Le préjudice de jouissance invoqué par le requérant est donc établi, à compter d’avril 2023 et jusqu’au mois de mars 2025, date de la présente décision, outre les 4 mois de durée des travaux, pour un montant de 1.000 euros par mois, soit 27.000 euros (1.000 euros x 27 mois).
Sur le préjudice moral
Les pièces produites par le requérant n’établissent pas de harcèlement de la part des vendeurs de nature à générer un préjudice moral, lequel n’est pas davantage constitué par le « contexte de tromperie » allégué et insuffisamment étayé.
M. [I] [S] [X] sera débouté de ce chef de demande.
Il y a lieu par ailleurs de relever que le requérant demande l’indemnisation des frais de l’expertise de M. [M], expert judiciaire, dont il demande également le remboursement par le biais des dépens.
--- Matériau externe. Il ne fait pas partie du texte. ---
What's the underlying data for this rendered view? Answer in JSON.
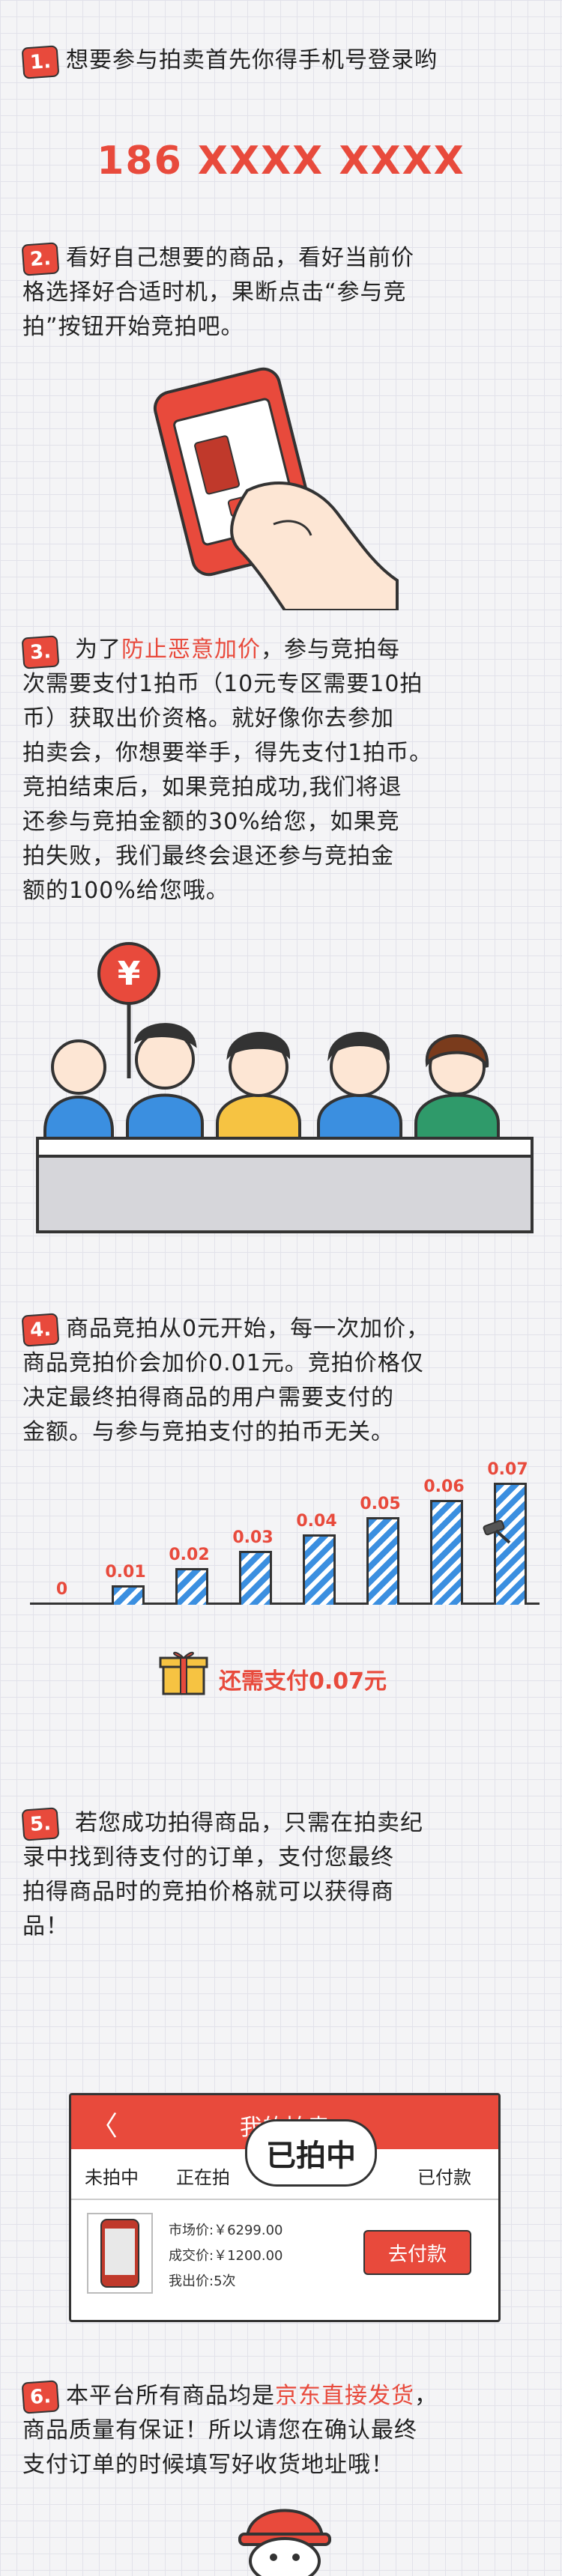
{
  "colors": {
    "accent": "#e84a3c",
    "bar": "#3b8fe0",
    "text": "#222222"
  },
  "step1": {
    "num": "1.",
    "text": "想要参与拍卖首先你得手机号登录哟",
    "phone": "186 XXXX XXXX"
  },
  "step2": {
    "num": "2.",
    "lines": [
      "看好自己想要的商品，看好当前价",
      "格选择好合适时机，果断点击“参与竞",
      "拍”按钮开始竞拍吧。"
    ]
  },
  "step3": {
    "num": "3.",
    "line1_pre": "为了",
    "line1_hl": "防止恶意加价",
    "line1_post": "，参与竞拍每",
    "lines": [
      "次需要支付1拍币（10元专区需要10拍",
      "币）获取出价资格。就好像你去参加",
      "拍卖会，你想要举手，得先支付1拍币。",
      "竞拍结束后，如果竞拍成功,我们将退",
      "还参与竞拍金额的30%给您，如果竞",
      "拍失败，我们最终会退还参与竞拍金",
      "额的100%给您哦。"
    ],
    "sign_icon": "yen-sign-icon"
  },
  "step4": {
    "num": "4.",
    "lines": [
      "商品竞拍从0元开始，每一次加价，",
      "商品竞拍价会加价0.01元。竞拍价格仅",
      "决定最终拍得商品的用户需要支付的",
      "金额。与参与竞拍支付的拍币无关。"
    ],
    "gift_text": "还需支付0.07元"
  },
  "chart_data": {
    "type": "bar",
    "categories": [
      "0",
      "0.01",
      "0.02",
      "0.03",
      "0.04",
      "0.05",
      "0.06",
      "0.07"
    ],
    "values": [
      0,
      0.01,
      0.02,
      0.03,
      0.04,
      0.05,
      0.06,
      0.07
    ],
    "title": "",
    "xlabel": "",
    "ylabel": "",
    "ylim": [
      0,
      0.07
    ]
  },
  "step5": {
    "num": "5.",
    "lines": [
      "若您成功拍得商品，只需在拍卖纪",
      "录中找到待支付的订单，支付您最终",
      "拍得商品时的竞拍价格就可以获得商",
      "品！"
    ],
    "card": {
      "back": "〈",
      "title": "我的拍卖",
      "tabs": [
        "未拍中",
        "正在拍",
        "已拍中",
        "已付款"
      ],
      "market_price": "市场价:￥6299.00",
      "deal_price": "成交价:￥1200.00",
      "bid_count": "我出价:5次",
      "pay_button": "去付款"
    }
  },
  "step6": {
    "num": "6.",
    "line1_pre": "本平台所有商品均是",
    "line1_hl": "京东直接发货",
    "line1_post": "，",
    "lines": [
      "商品质量有保证！所以请您在确认最终",
      "支付订单的时候填写好收货地址哦！"
    ]
  }
}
Cette demande répétée ne saurait donc prospérer, les frais d’expertise relevant effectivement de la charge des dépens.
SUR LES DEMANDES ACCESSOIRES
Aux termes de l’article 696 du code de procédure civile, la partie perdante est condamnée aux dépens, à moins que le juge, par décision motivée, n’en mette la totalité ou une fraction à la charge d’une autre partie.
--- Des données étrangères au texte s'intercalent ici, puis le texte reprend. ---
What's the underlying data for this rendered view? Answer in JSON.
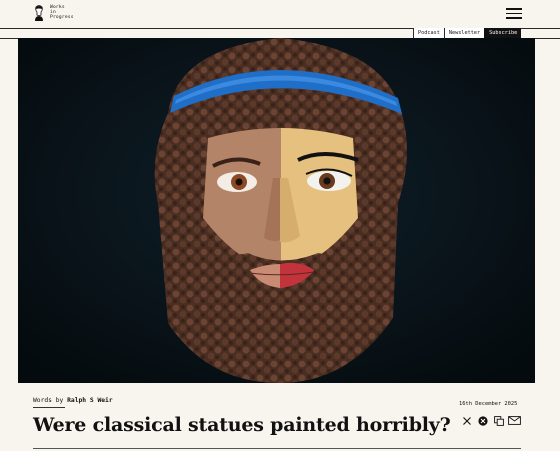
{
  "brand": {
    "logo_lines": [
      "Works",
      "in",
      "Progress"
    ]
  },
  "nav": {
    "podcast": "Podcast",
    "newsletter": "Newsletter",
    "subscribe": "Subscribe"
  },
  "menu": {
    "icon": "hamburger-menu-icon"
  },
  "hero": {
    "subject": "split painted bearded statue head"
  },
  "article": {
    "byline_prefix": "Words by",
    "author": "Ralph S Weir",
    "date": "16th December 2025",
    "title": "Were classical statues painted horribly?"
  },
  "share": {
    "icons": [
      "x-icon",
      "substack-icon",
      "copy-link-icon",
      "email-icon"
    ]
  },
  "colors": {
    "background": "#f8f4ee",
    "ink": "#111111",
    "headband": "#1f6fc8"
  }
}
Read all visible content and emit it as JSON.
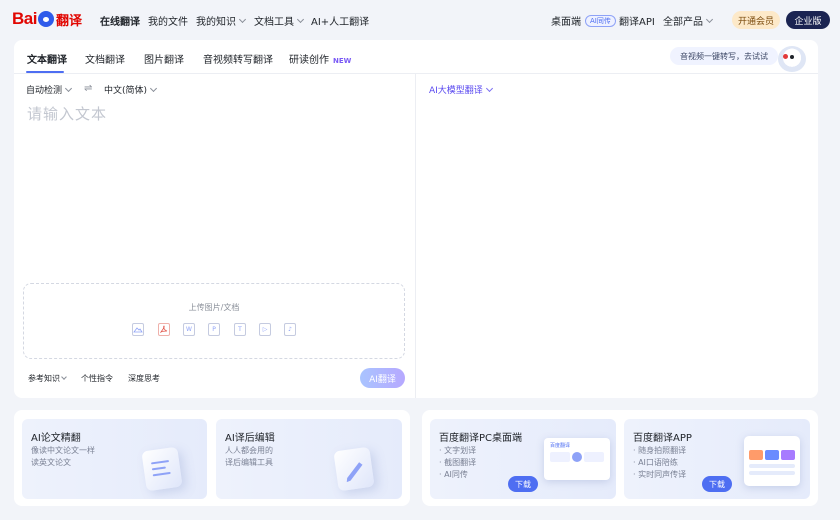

L’article 695.4° et 6° du même code précise que les honoraires de l’expert entrent dans l’assiette des dépens, ainsi que les émoluments des officiers publics ou ministériels.
Les consorts [G] qui succombent à l’instance en supporteront in solidum les dépens, en ce compris les frais d’expertise et de l’hypothèque conservatoire.
Aux termes de l’article 700 du code de procédure civile, le juge condamne la partie tenue aux dépens ou qui perd son procès à payer à l’autre partie la somme qu’il détermine, au titre des frais exposés et non compris dans les dépens. Il tient compte de l’équité ou de la situation économique de la partie condamnée. Il peut, même d’office, pour des raisons tirées des mêmes considérations, dire qu’il n’y a pas lieu à ces condamnations
L’équité commande en l’espèce de condamner in solidum les époux [G] à payer à M. [I] [S] [X] au titre des frais irrépétibles la somme de 3.000 €.
PAR CES MOTIFS
Le tribunal statuant en audience publique, en premier ressort, par jugement contradictoire,
CONDAMNE in solidum Mme [H] [A] épouse [G] et M. [F] [G] à payer à M. [I] [S] [X] la somme de 108.304,80 euros au titre des travaux de reprise des désordres ;
CONDAMNE in solidum Mme [H] [A] épouse [G] et M. [F] [G] à payer à M. [I] [S] [X] la somme de 27.000 euros au titre de son préjudice de jouissance ;
DEBOUTE M. [I] [S] [X] de l’ensemble de ses autres demandes indemnitaires ;
CONDAMNE in solidum Mme [H] [A] épouse [G] et M. [F] [G] à payer les entiers dépens, en ce compris les frais d’expertise et de l’hypothèque conservatoire ;
CONDAMNE in solidum Mme [H] [A] épouse [G] et M. [F] [G] à payer à M. [I] [S] [X] la somme de 3.000 euros au titre des frais irrépétibles ;
DEBOUTE Mme [H] [A] épouse [G] et M. [F] [G] de leur demande au titre de l’article 700 du code de procédure civile ;
RAPPELLE que l’exécution provisoire est de droit.
Le présent jugement a été signé par Antoine GIUNTINI, Vice-président et par Aurélie VIALLE, greffière présente lors de sa mise à disposition.